PANews reported on May 29 that, according to Greeks.live, options settlement data on May 29 showed that 84,000 BTC options expired with a put-call ratio of 0.88, a maximum price threshold of $75,000, and a notional value of $6.2 billion; 639,000 ETH options expired with a put-call ratio of 0.81, a maximum price threshold of $2,200, and a notional value of $1.28 billion.

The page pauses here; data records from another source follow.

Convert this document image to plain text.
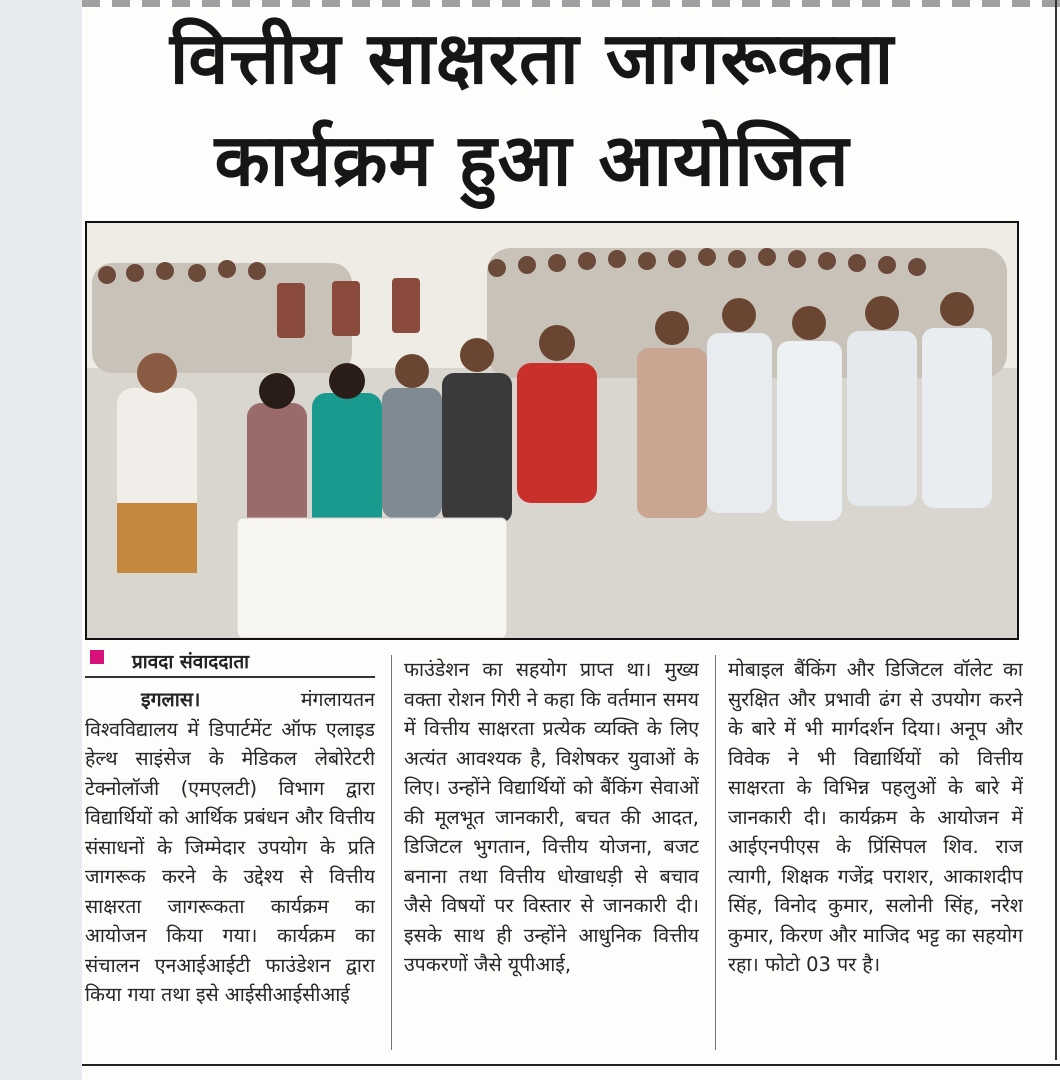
वित्तीय साक्षरता जागरूकता
कार्यक्रम हुआ आयोजित
प्रावदा संवाददाता

इगलास।	मंगलायतन विश्वविद्यालय में डिपार्टमेंट ऑफ एलाइड हेल्थ साइंसेज के मेडिकल लेबोरेटरी टेक्नोलॉजी (एमएलटी) विभाग द्वारा विद्यार्थियों को आर्थिक प्रबंधन और वित्तीय संसाधनों के जिम्मेदार उपयोग के प्रति जागरूक करने के उद्देश्य से वित्तीय साक्षरता जागरूकता कार्यक्रम का आयोजन किया गया। कार्यक्रम का संचालन एनआईआईटी फाउंडेशन द्वारा किया गया तथा इसे आईसीआईसीआई

फाउंडेशन का सहयोग प्राप्त था। मुख्य वक्ता रोशन गिरी ने कहा कि वर्तमान समय में वित्तीय साक्षरता प्रत्येक व्यक्ति के लिए अत्यंत आवश्यक है, विशेषकर युवाओं के लिए। उन्होंने विद्यार्थियों को बैंकिंग सेवाओं की मूलभूत जानकारी, बचत की आदत, डिजिटल भुगतान, वित्तीय योजना, बजट बनाना तथा वित्तीय धोखाधड़ी से बचाव जैसे विषयों पर विस्तार से जानकारी दी। इसके साथ ही उन्होंने आधुनिक वित्तीय उपकरणों जैसे यूपीआई,

मोबाइल बैंकिंग और डिजिटल वॉलेट का सुरक्षित और प्रभावी ढंग से उपयोग करने के बारे में भी मार्गदर्शन दिया। अनूप और विवेक ने भी विद्यार्थियों को वित्तीय साक्षरता के विभिन्न पहलुओं के बारे में जानकारी दी। कार्यक्रम के आयोजन में आईएनपीएस के प्रिंसिपल शिव. राज त्यागी, शिक्षक गजेंद्र पराशर, आकाशदीप सिंह, विनोद कुमार, सलोनी सिंह, नरेश कुमार, किरण और माजिद भट्ट का सहयोग रहा। फोटो 03 पर है।
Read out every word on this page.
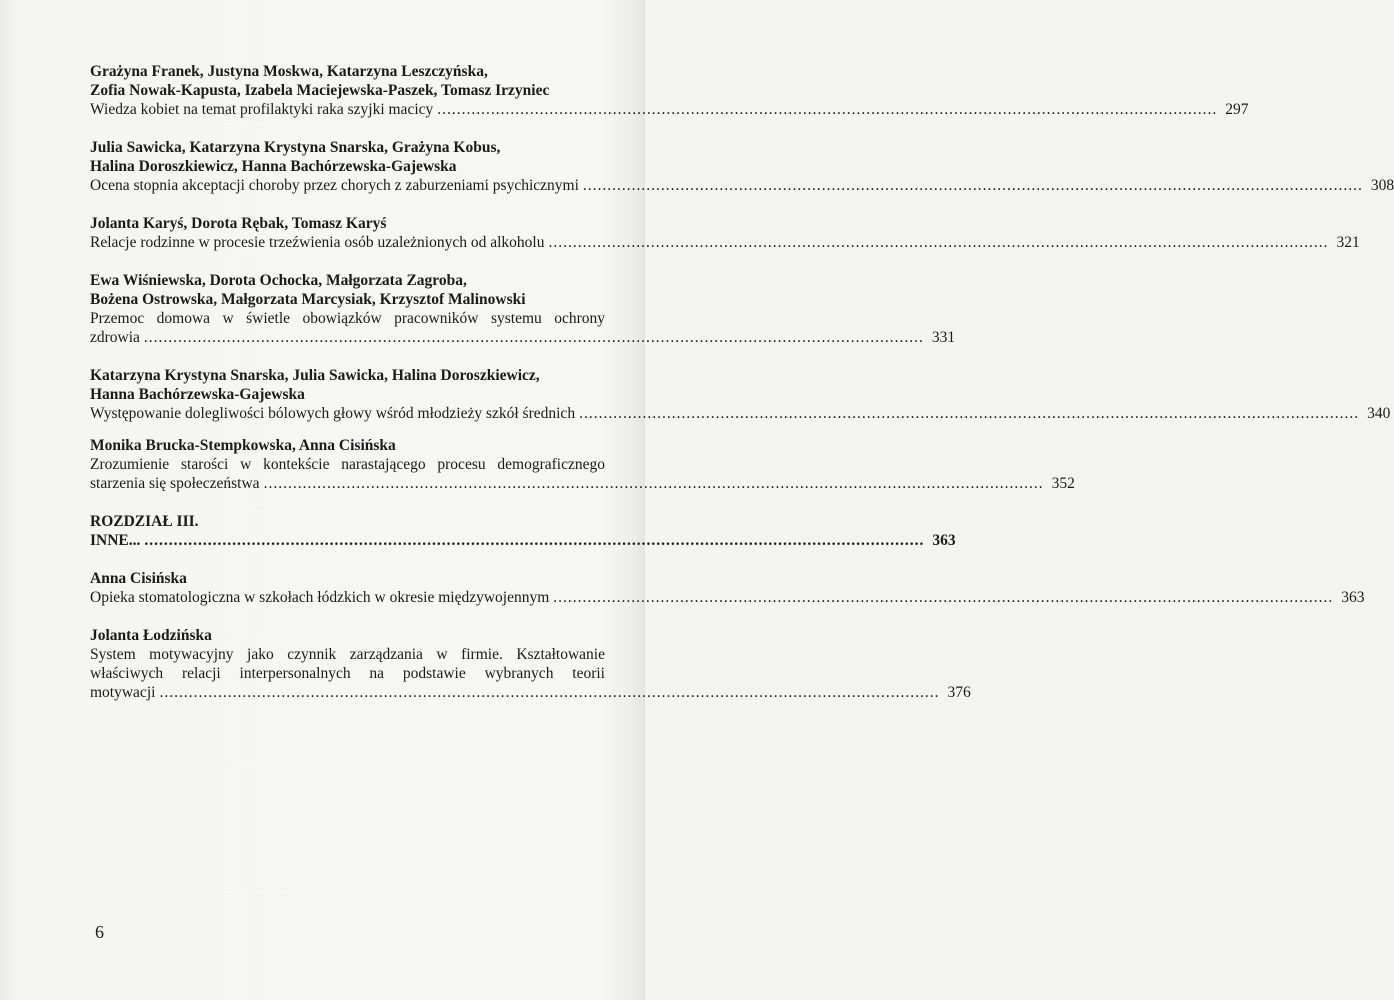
Grażyna Franek, Justyna Moskwa, Katarzyna Leszczyńska,
Zofia Nowak-Kapusta, Izabela Maciejewska-Paszek, Tomasz Irzyniec
Wiedza kobiet na temat profilaktyki raka szyjki macicy ................................................................................................................................................................ 297
Julia Sawicka, Katarzyna Krystyna Snarska, Grażyna Kobus,
Halina Doroszkiewicz, Hanna Bachórzewska-Gajewska
Ocena stopnia akceptacji choroby przez chorych z zaburzeniami psychicznymi ................................................................................................................................................................ 308
Jolanta Karyś, Dorota Rębak, Tomasz Karyś
Relacje rodzinne w procesie trzeźwienia osób uzależnionych od alkoholu ................................................................................................................................................................ 321
Ewa Wiśniewska, Dorota Ochocka, Małgorzata Zagroba,
Bożena Ostrowska, Małgorzata Marcysiak, Krzysztof Malinowski
Przemoc domowa w świetle obowiązków pracowników systemu ochrony
zdrowia ................................................................................................................................................................ 331
Katarzyna Krystyna Snarska, Julia Sawicka, Halina Doroszkiewicz,
Hanna Bachórzewska-Gajewska
Występowanie dolegliwości bólowych głowy wśród młodzieży szkół średnich ................................................................................................................................................................ 340
Monika Brucka-Stempkowska, Anna Cisińska
Zrozumienie starości w kontekście narastającego procesu demograficznego
starzenia się społeczeństwa ................................................................................................................................................................ 352
ROZDZIAŁ III.
INNE... ................................................................................................................................................................ 363
Anna Cisińska
Opieka stomatologiczna w szkołach łódzkich w okresie międzywojennym ................................................................................................................................................................ 363
Jolanta Łodzińska
System motywacyjny jako czynnik zarządzania w firmie. Kształtowanie
właściwych relacji interpersonalnych na podstawie wybranych teorii
motywacji ................................................................................................................................................................ 376
6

This week, Bitcoin quickly fell below $75,000, with both BTC and ETH facing large expiration dates. However, due to the rapid decline, the market failed to find support at the "biggest pain point." Only 20% of options expired this month, and after expiration, the concentration of June options holdings surged to 40%. Bulls failed to regain key positions before settlement, struggling to find support at the key price level on GEX. Risk appetite continued to decline this week, with altcoins and ETH beta facing more significant pressure. Without new catalysts, short-term implied volatility (IV) is likely to fall after settlement.
Looking at the main options data, the PCRs for BTC/ETH are 0.88 and 0.81 respectively, which isn't considered extremely bearish. The market hadn't previously made large-scale bets on a one-sided plunge, maintaining a neutral to slightly defensive stance overall. Skew volatility was low, indicating more profit-taking from previous accumulation. Implied volatility (IV) for major maturities rebounded slightly, but remains below 35% across the board, suggesting there's almost no room for further decline. The market's next focus is on whether funds can flow back in, and whether BTC can regain $75,000 and ETH can recover $2,100. The settlement appears to be a "bearish profit-taking" event—large amounts of maturing assets were realized, but both BTC and ETH are trading below their biggest resistance levels, indicating that the dominant force this week wasn't chasing rallies, but rather risk contraction and bullish retreat. The market's bullish momentum is currently very fragile.